North Spit wetlands near Jordan Cove site. (No photo credit.)

Less than a week after the Jordan Cove Energy Project’s proposed LNG (liquefied natural gas) project appeared dead, having received a final denial from the Federal Energy Regulatory Commission (FERC), the hopes of opponents, including Oregon Shores, were dashed.  Jordan Cove announced that it would start the application process all over again for the LNG export terminal slated for Coos Bay’s North Spit.

On December 9, FERC) issued its final denial of the project.  Oregon Shores has been deeply involved in opposing this $7.6 billion scheme, which we consider a major threat both to the environment and to human health, for more than a decade.  For a moment this seemed like a major victory, all the more so when, four days later, Jordan Cove withdrew its application for the South Dunes Power Plant (nearby on the North Spit), which had been before the state’s Energy Facility Siting Council.  Oregon Shores, together with the Crag Law Center, our partners in the Coastal Law Project, was in the midst of a “contested case” process attempting to block this power plant, which would have supplied the energy needed to compress natural gas into LNG.

Photo of Jean Caroline on the beach.

Jean Caroline.

Celebration was short-lived, though, because two days later, on December 15, Jordan Cove announced its intention to file an entirely new application with FERC.  Clearly, the company (a subsidiary of Canadian multinational Veresen) was calculating that a new set of FERC commissioners (the incoming, pro-fossil-fuels administration will be able to appoint three new commissioners, of five, by June) would be more receptive.  The company does not plan to seek development of a new power plant on the South Dunes site, but claims that it can meet its power needs more efficiently with some sort of undetermined facility incorporated within the export terminal.  (The South Dunes site would instead become a workers’ camp, a notion with problems of its own.)

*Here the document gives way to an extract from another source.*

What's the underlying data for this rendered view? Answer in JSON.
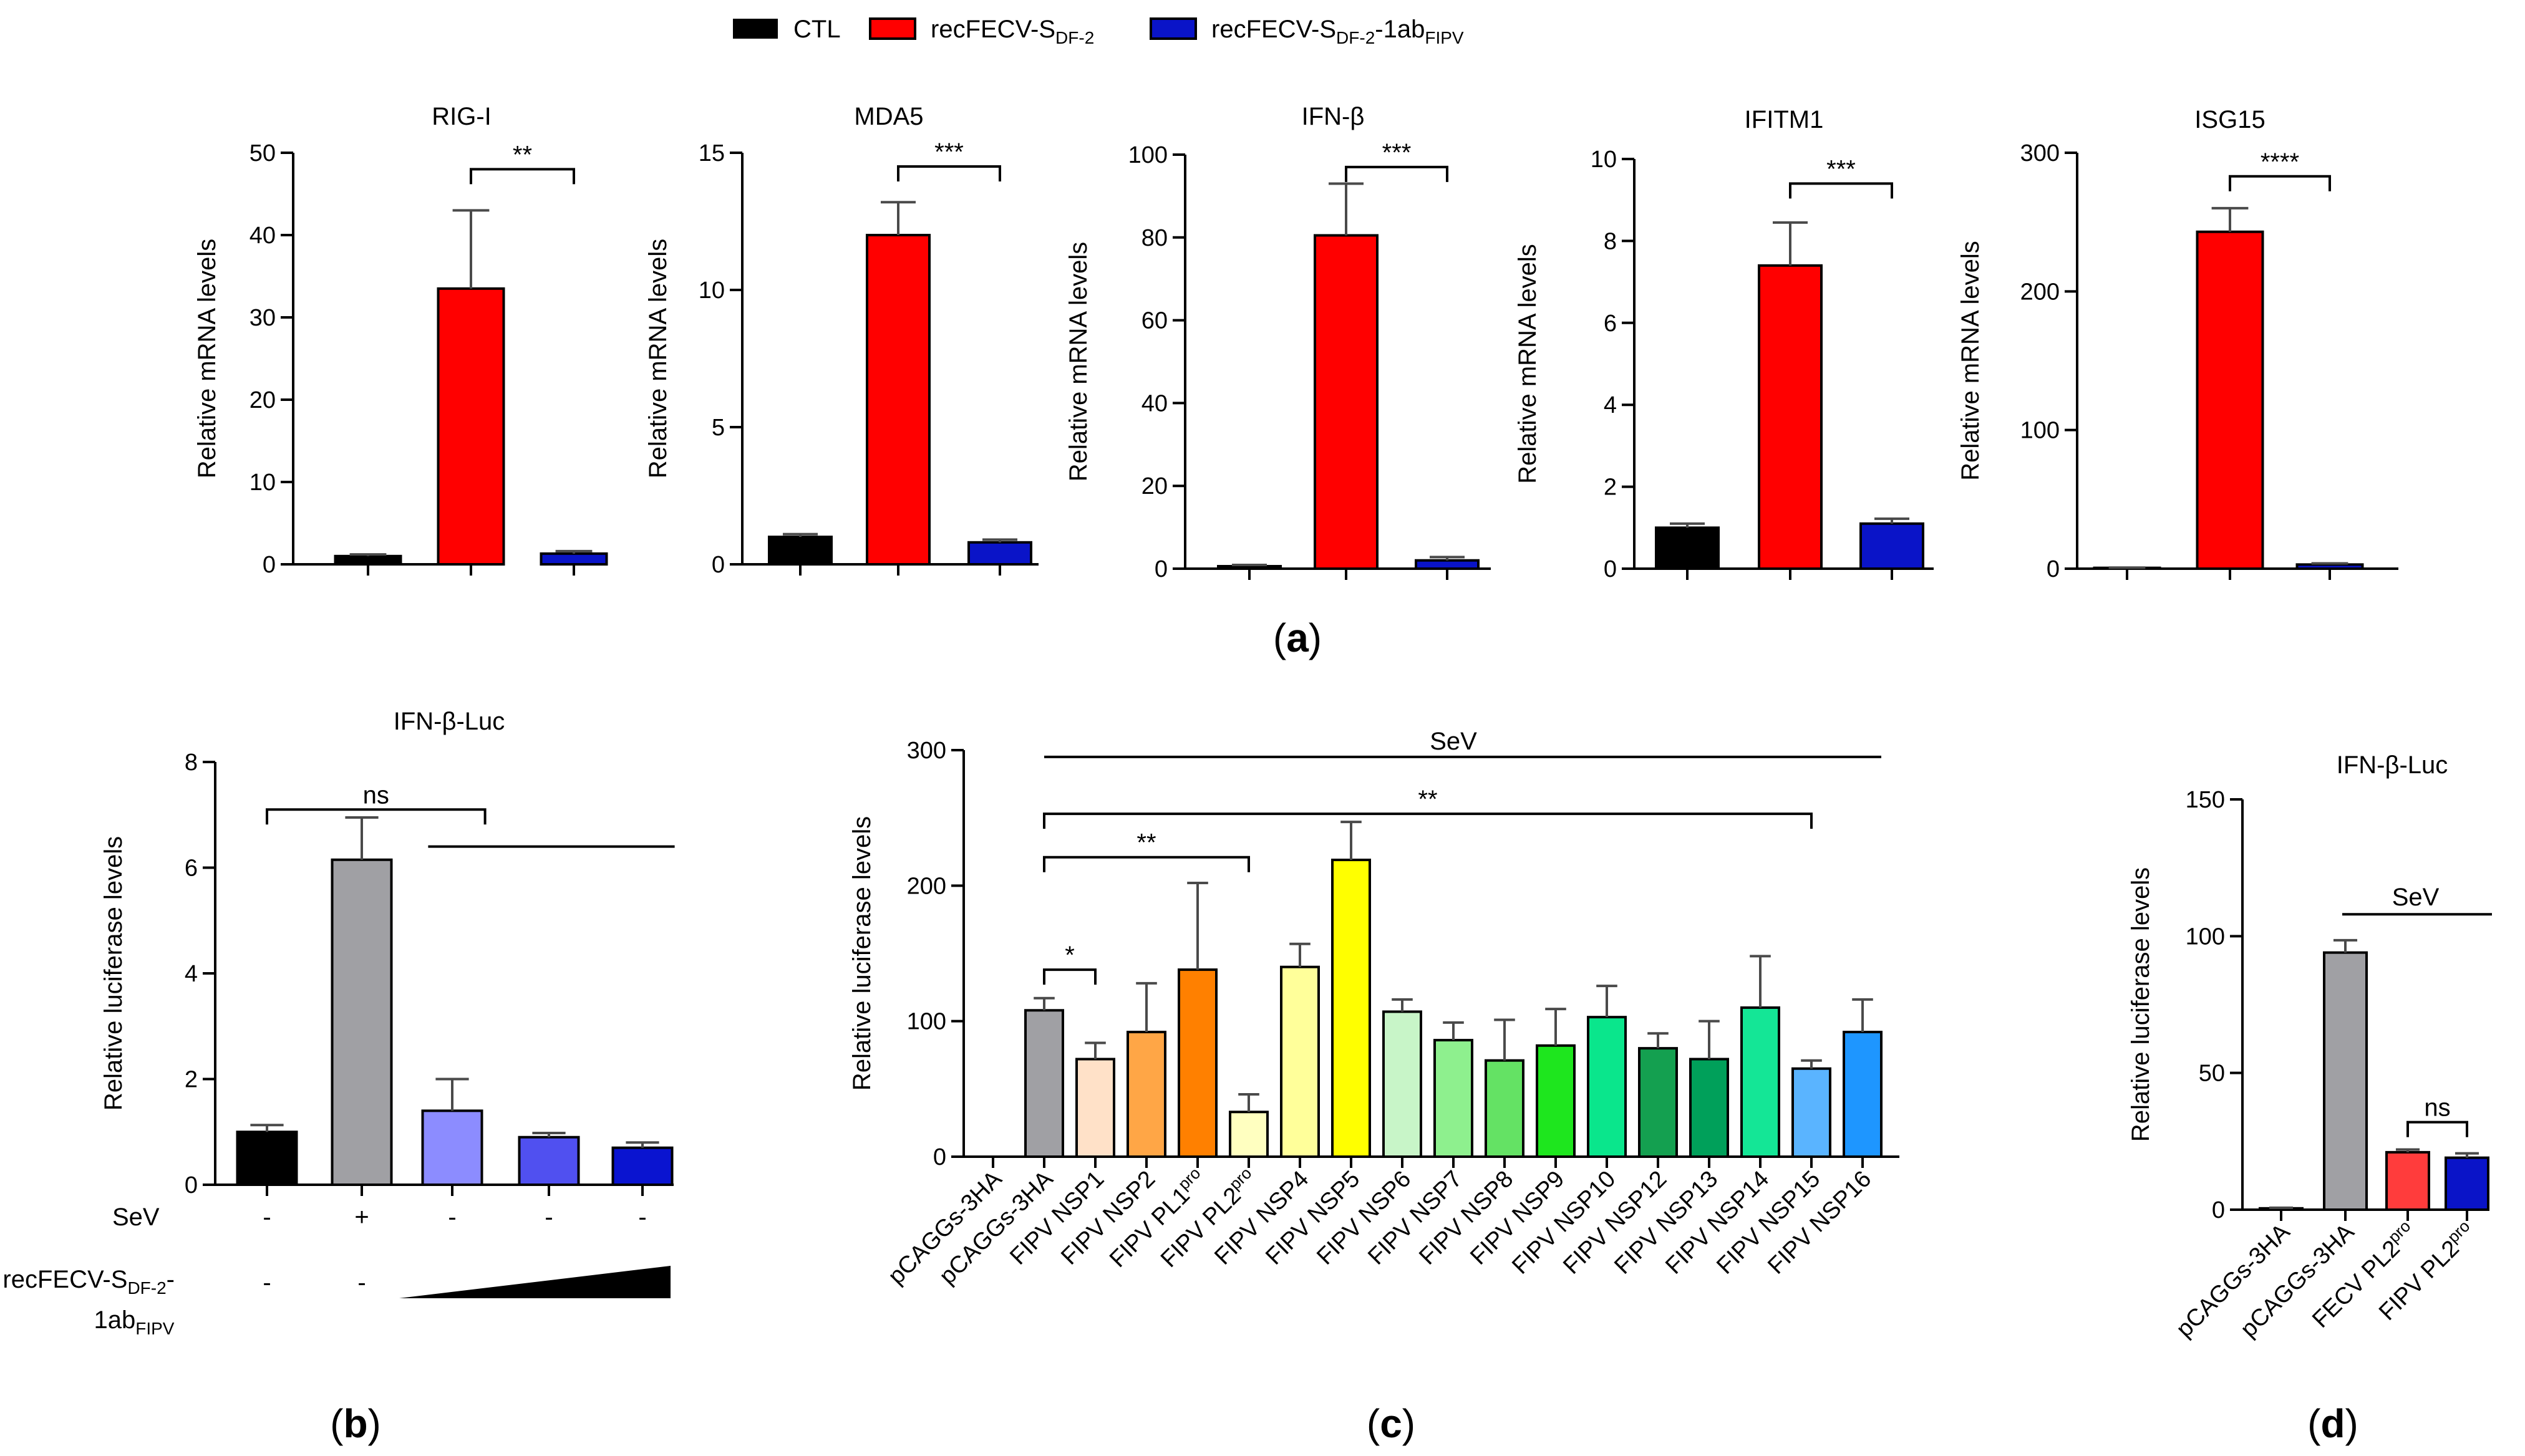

Oregon Shores, together with many allies in the anti-LNG coalition, has been working to oppose this development for more than a decade.  The long federal approval process now starts over again.  After an ever-so-brief respite, Oregon Shores will continue to oppose this ill-advised project at the federal level. 

Our shorter-term strategy is to continue to press state agencies to complete their review of the project as proposed and reject it.  This would strengthen the case against a new application at the federal level.  While whatever new version is proposed may differ somewhat from the scheme we have battled all these years, in terms of both its unacceptable impacts to the estuary and its threat to the well-being of the Coos Bay-North Spit communities it will be essentially the same, so state denials of dredge-and-fill and water quality permits would indicate that any new proposal will still not pass muster with Oregon.